SSIS - Range lookups
- by Repieter
When developing an ETL solution in SSIS we sometimes need to do range lookups in SSIS. Several solutions for this can be found on the internet, but now we have built another solution which I would like to share, since it's pretty easy to implement and the performance is fast.
You can download the sample package to see how it works. Make sure you have the AdventureWorks2008R2 and AdventureWorksDW2008R2 databases installed. (Apologies for the layout of this blog, I don't do this too often :))
To give a little bit more information about the example, this is basically what is does: we load a facttable and do an SCD type 2 lookup operation of the Product dimension. This is done with a script component.
First we query the Data warehouse to create the lookup dataset. The query that is used for that is:
SELECT
[ProductKey]
,[ProductAlternateKey]
,[StartDate]
,ISNULL([EndDate], '9999-01-01') AS EndDate
FROM [DimProduct]
The output of this query is stored in a DataTable:
string lookupQuery = @"
SELECT
[ProductKey]
,[ProductAlternateKey]
,[StartDate]
,ISNULL([EndDate], '9999-01-01') AS EndDate
FROM [DimProduct]";
OleDbCommand oleDbCommand = new OleDbCommand(lookupQuery, _oleDbConnection);
OleDbDataAdapter adapter = new OleDbDataAdapter(oleDbCommand);
_dataTable = new DataTable();
adapter.Fill(_dataTable);
Now that the dimension data is stored in the DataTable we use the following method to do the actual lookup:
public int RangeLookup(string businessKey, DateTime lookupDate)
{
// set default return value (Unknown)
int result = -1;
DataRow[] filteredRows;
filteredRows = _dataTable.Select(string.Format("ProductAlternateKey = '{0}'", businessKey));
for (int i = 0; i < filteredRows.Length; i++)
{
// check if the lookupdate is found between the startdate and enddate of any of the records
if (lookupDate >= (DateTime)filteredRows[i][2] && lookupDate < (DateTime)filteredRows[i][3])
{
result = (filteredRows[i][0] == null) ? -1 : (int)filteredRows[i][0];
break;
}
}
filteredRows = null;
return result;
}
This method is executed for every row that passes the script component. This is implemented in the ProcessInputRow method
public override void Input0_ProcessInputRow(Input0Buffer Row)
{
// Perform the lookup operation on the current row and put the value in the Surrogate Key Attribute
Row.ProductKey = RangeLookup(Row.ProductNumber, Row.OrderDate);
}
Now what actually happens?!
1. Every record passes the business key and the orderdate to the RangeLookup method.

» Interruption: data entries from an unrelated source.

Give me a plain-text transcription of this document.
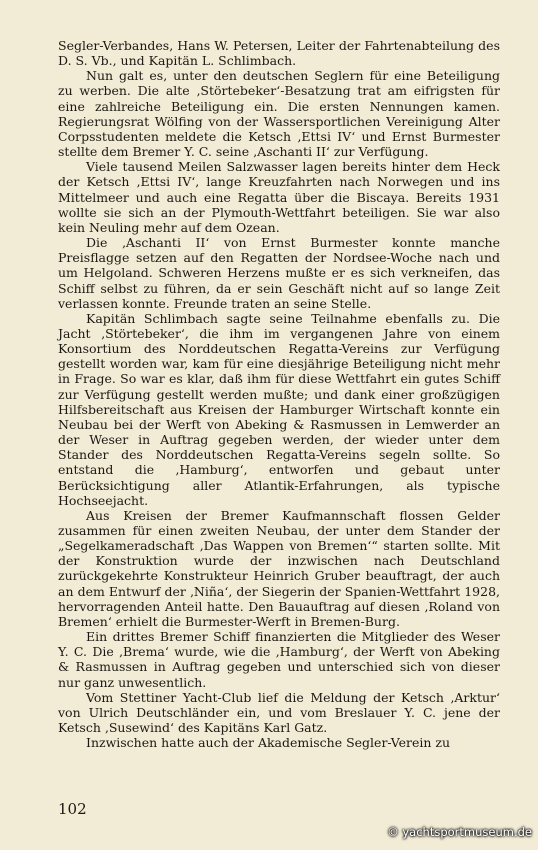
Segler-Verbandes, Hans W. Petersen, Leiter der Fahrtenabteilung des D. S. Vb., und Kapitän L. Schlimbach.

Nun galt es, unter den deutschen Seglern für eine Beteiligung zu werben. Die alte ‚Störtebeker‘-Besatzung trat am eifrigsten für eine zahlreiche Beteiligung ein. Die ersten Nennungen kamen. Regierungsrat Wölfing von der Wassersportlichen Vereinigung Alter Corpsstudenten meldete die Ketsch ‚Ettsi IV‘ und Ernst Burmester stellte dem Bremer Y. C. seine ‚Aschanti II‘ zur Verfügung.

Viele tausend Meilen Salzwasser lagen bereits hinter dem Heck der Ketsch ‚Ettsi IV‘, lange Kreuzfahrten nach Norwegen und ins Mittelmeer und auch eine Regatta über die Biscaya. Bereits 1931 wollte sie sich an der Plymouth-Wettfahrt beteiligen. Sie war also kein Neuling mehr auf dem Ozean.

Die ‚Aschanti II‘ von Ernst Burmester konnte manche Preisflagge setzen auf den Regatten der Nordsee-Woche nach und um Helgoland. Schweren Herzens mußte er es sich verkneifen, das Schiff selbst zu führen, da er sein Geschäft nicht auf so lange Zeit verlassen konnte. Freunde traten an seine Stelle.

Kapitän Schlimbach sagte seine Teilnahme ebenfalls zu. Die Jacht ‚Störtebeker‘, die ihm im vergangenen Jahre von einem Konsortium des Norddeutschen Regatta-Vereins zur Verfügung gestellt worden war, kam für eine diesjährige Beteiligung nicht mehr in Frage. So war es klar, daß ihm für diese Wettfahrt ein gutes Schiff zur Verfügung gestellt werden mußte; und dank einer großzügigen Hilfsbereitschaft aus Kreisen der Hamburger Wirtschaft konnte ein Neubau bei der Werft von Abeking & Rasmussen in Lemwerder an der Weser in Auftrag gegeben werden, der wieder unter dem Stander des Norddeutschen Regatta-Vereins segeln sollte. So entstand die ‚Hamburg‘, entworfen und gebaut unter Berücksichtigung aller Atlantik-Erfahrungen, als typische Hochseejacht.

Aus Kreisen der Bremer Kaufmannschaft flossen Gelder zusammen für einen zweiten Neubau, der unter dem Stander der „Segelkameradschaft ‚Das Wappen von Bremen‘“ starten sollte. Mit der Konstruktion wurde der inzwischen nach Deutschland zurückgekehrte Konstrukteur Heinrich Gruber beauftragt, der auch an dem Entwurf der ‚Niña‘, der Siegerin der Spanien-Wettfahrt 1928, hervorragenden Anteil hatte. Den Bauauftrag auf diesen ‚Roland von Bremen‘ erhielt die Burmester-Werft in Bremen-Burg.

Ein drittes Bremer Schiff finanzierten die Mitglieder des Weser Y. C. Die ‚Brema‘ wurde, wie die ‚Hamburg‘, der Werft von Abeking & Rasmussen in Auftrag gegeben und unterschied sich von dieser nur ganz unwesentlich.

Vom Stettiner Yacht-Club lief die Meldung der Ketsch ‚Arktur‘ von Ulrich Deutschländer ein, und vom Breslauer Y. C. jene der Ketsch ‚Susewind‘ des Kapitäns Karl Gatz.

Inzwischen hatte auch der Akademische Segler-Verein zu

102
© yachtsportmuseum.de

2. The DataTable is then filtered on the business key of the current record. The output is stored in a DataRow [] object.
3. We loop over the DataRow[] object to see where the orderdate meets the following expression:
(lookupDate >= (DateTime)filteredRows[i][2] && lookupDate < (DateTime)filteredRows[i][3])
4. When the expression returns true (so where the data is between the Startdate and the EndDate), the surrogate key of the dimension record is returned
We have done some testing with this solution and it works great for us. Hope others can use this example to do their range lookups.